27. Growney v. C M H Real Estate Co., 195 Neb. 398, 238 N.W.2d 240 (1976); Camfield v. Olsen, 183 Neb. 739, 164 N.W.2d 431 (1969).
28. Nebraska Nutrients v. Shepherd, 261 Neb. 723, 626 N.W.2d 472 (2001); Cao v. Nguyen, 258 Neb. 1027, 607 N.W.2d 528 (2000).
29. Fitl v. Strek, 269 Neb. 51, 690 N.W.2d 605 (2005); Cao, supra note 28.
30. Lucky 7 v. THT Realty, 278 Neb. 997, 775 N.W.2d 671 (2009).
31. Id.
32. Karel v. Nebraska Health Sys., 274 Neb. 175, 738 N.W.2d 831 (2007); Domjan v. Faith Regional Health Servs., 273 Neb. 877, 735 N.W.2d 355 (2007).
33. Sturzenegger v.
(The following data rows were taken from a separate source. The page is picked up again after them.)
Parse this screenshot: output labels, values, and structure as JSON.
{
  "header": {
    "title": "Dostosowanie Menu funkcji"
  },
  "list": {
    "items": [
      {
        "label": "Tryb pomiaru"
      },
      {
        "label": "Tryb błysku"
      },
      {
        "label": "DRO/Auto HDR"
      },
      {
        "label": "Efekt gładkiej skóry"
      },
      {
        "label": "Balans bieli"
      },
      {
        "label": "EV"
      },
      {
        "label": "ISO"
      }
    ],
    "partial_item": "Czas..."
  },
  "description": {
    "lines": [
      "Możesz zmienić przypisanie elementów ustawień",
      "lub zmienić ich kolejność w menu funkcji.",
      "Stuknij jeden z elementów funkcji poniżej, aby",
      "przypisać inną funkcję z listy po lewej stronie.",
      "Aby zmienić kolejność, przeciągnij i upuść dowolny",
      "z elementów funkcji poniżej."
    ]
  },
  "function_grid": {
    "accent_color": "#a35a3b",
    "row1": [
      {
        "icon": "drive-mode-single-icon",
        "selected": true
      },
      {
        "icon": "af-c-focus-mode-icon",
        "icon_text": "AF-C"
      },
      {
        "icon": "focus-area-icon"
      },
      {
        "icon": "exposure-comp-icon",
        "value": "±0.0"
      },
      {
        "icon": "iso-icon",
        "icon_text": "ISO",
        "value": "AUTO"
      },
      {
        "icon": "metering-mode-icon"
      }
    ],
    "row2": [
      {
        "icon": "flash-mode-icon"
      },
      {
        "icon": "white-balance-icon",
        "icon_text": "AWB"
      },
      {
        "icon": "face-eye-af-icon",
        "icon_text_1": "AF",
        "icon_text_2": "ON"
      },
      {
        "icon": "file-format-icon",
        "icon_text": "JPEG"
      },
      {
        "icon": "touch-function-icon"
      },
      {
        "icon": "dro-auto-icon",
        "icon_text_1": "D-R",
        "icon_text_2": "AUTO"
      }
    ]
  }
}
Father Flanagan's Boys' Home, 276 Neb. 327, 754 N.W.2d 406 (2008); Castillo v. Young, 272 Neb. 240, 720 N.W.2d 40 (2006).
34. Shipler v. General Motors Corp., 271 Neb. 194, 710 N.W.2d 807 (2006); Curry v. Lewis & Clark NRD, 267 Neb. 857, 678 N.W.2d 95 (2004).
35. Restatement, supra note 5, § 159 at 426.
36. Id., comment a. at 427.
37. Brief for appellant at 34.
38. Id. at 35.
39. Agri Affiliates, Inc. v. Bones, 265 Neb. 798, 805, 660 N.W.2d 168, 175 (2003). See, also, Nebraska Nutrients, supra note 28.